Labari e Gonfaloni

Il Gonfalone (anticamente anche Confalone) fu adottato da numerosi comuni medioevali. È, di norma, un vessillo rettangolare appeso per un lato minore ad un'asta orizzontale a sua volta incrociata con una verticale sostenuta da chi porta il gonfalone (gonfaloniere). In seguito anche Compagnie, Corporazioni e Quartieri adottarono propri gonfaloni.

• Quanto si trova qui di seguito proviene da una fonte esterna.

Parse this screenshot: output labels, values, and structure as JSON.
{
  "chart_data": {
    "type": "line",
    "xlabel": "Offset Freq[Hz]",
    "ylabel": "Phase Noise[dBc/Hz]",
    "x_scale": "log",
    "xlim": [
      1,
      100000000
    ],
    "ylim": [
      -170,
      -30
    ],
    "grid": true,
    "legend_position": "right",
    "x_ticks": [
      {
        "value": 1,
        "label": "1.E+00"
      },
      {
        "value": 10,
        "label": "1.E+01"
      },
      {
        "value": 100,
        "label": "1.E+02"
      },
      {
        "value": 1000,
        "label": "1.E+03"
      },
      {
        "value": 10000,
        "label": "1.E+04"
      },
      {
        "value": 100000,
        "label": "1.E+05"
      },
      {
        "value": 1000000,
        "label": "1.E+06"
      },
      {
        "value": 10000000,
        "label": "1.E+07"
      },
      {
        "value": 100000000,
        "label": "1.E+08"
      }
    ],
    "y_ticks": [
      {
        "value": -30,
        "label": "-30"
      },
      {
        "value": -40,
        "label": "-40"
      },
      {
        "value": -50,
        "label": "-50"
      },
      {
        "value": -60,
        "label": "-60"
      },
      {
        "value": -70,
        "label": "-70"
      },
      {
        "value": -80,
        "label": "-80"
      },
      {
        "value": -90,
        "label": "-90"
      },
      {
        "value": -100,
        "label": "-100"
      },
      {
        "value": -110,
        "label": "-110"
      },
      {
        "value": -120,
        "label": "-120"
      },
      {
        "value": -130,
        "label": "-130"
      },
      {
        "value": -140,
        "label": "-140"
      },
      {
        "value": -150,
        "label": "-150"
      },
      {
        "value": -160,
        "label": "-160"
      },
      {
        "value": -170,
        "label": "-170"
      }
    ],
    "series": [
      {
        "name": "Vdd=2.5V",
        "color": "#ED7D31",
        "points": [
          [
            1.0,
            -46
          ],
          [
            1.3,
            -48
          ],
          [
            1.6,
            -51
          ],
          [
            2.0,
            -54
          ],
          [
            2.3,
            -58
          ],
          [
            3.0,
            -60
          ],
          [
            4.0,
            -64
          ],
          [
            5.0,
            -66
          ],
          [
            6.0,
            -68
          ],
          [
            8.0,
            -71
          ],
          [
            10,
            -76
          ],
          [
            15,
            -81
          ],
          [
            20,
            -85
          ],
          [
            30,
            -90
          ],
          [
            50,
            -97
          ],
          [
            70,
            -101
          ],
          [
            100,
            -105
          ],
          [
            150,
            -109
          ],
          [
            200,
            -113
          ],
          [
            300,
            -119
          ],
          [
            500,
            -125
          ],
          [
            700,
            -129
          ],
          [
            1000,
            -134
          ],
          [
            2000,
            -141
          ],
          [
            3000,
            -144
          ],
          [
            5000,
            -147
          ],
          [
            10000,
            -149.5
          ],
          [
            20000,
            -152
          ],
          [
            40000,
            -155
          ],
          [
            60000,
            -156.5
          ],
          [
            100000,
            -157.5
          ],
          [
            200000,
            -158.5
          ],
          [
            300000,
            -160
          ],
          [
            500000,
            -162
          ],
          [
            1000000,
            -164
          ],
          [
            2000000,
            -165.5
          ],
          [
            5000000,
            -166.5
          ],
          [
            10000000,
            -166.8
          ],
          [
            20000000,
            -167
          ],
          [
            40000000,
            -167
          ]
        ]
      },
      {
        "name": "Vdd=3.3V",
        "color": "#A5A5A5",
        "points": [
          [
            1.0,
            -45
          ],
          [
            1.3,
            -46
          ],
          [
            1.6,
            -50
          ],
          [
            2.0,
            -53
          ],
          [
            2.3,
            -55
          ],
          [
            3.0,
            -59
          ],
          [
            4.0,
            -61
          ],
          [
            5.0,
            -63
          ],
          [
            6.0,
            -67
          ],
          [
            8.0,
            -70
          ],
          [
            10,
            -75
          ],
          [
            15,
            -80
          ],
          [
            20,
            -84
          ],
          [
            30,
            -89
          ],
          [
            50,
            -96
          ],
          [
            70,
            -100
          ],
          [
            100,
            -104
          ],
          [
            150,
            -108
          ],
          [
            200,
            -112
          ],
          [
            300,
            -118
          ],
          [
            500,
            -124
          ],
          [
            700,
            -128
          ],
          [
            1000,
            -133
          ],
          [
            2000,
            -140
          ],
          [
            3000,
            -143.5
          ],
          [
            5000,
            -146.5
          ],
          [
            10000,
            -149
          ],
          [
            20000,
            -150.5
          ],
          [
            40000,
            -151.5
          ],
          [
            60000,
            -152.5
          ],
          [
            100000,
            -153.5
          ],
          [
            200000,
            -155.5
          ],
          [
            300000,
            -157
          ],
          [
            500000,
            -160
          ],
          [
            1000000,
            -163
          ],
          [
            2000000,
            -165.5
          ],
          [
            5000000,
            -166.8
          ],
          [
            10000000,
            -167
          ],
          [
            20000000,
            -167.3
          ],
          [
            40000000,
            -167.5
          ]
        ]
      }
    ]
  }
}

Oggi tutti i comuni italiani sono rappresentati da un proprio gonfalone con al centro lo stemma comunale. I gonfaloni ufficiali, secondo l'Ufficio Onorificenze e Araldica pubblica del Dipartimento del Cerimoniale di Stato, devono essere «di un metro per due, del colore di uno o di tutti gli smalti dello stemma dell?ente, sospeso mediante un bilico mobile ad un'asta ricoperta di velluto dello stesso colore, con bullette poste a spirale, e terminata in punta da una freccia, sulla quale sarà riprodotto lo stemma, e sul gambo il nome dell'ente. Il drappo, riccamente ornato e frangiato sarà caricato, nel centro, dello stemma dell'ente, sormontato dall'iscrizione centrata (convessa verso l?alto) dell'ente. La cravatta frangiata dovrà consistere in nastri tricolorati dai colori nazionali». (art. 5, R. D. 7 giugno 1943, n. 652). Secondo l'attuale prassi le parti metalliche, i ricami, i cordoni, l'iscrizione e le bullette a spirale del gonfalone sono argentate se si tratta di un Comune e dorate per le province e le città.
Il Labaro invece era una insegna militare romana (un vexillum), che veniva utilizzata solo quando l'imperatore si trovava con l'esercito. Era costituito da un drappo quadrato, color porpora e con una frangia d'oro, attaccato a una lancia o a una lunga picca dorata per mezzo di una piccola asta trasversale. Sul drappo anticamente sarebbe stata ricamata con fili d'oro o dipinta un'aquila, simbolo di Giove.
Oggi la parola labaro indica qualunque insegna, di ente o associazione, pendente da un'asta orizzontale come i labari combattentistici delle forze armate.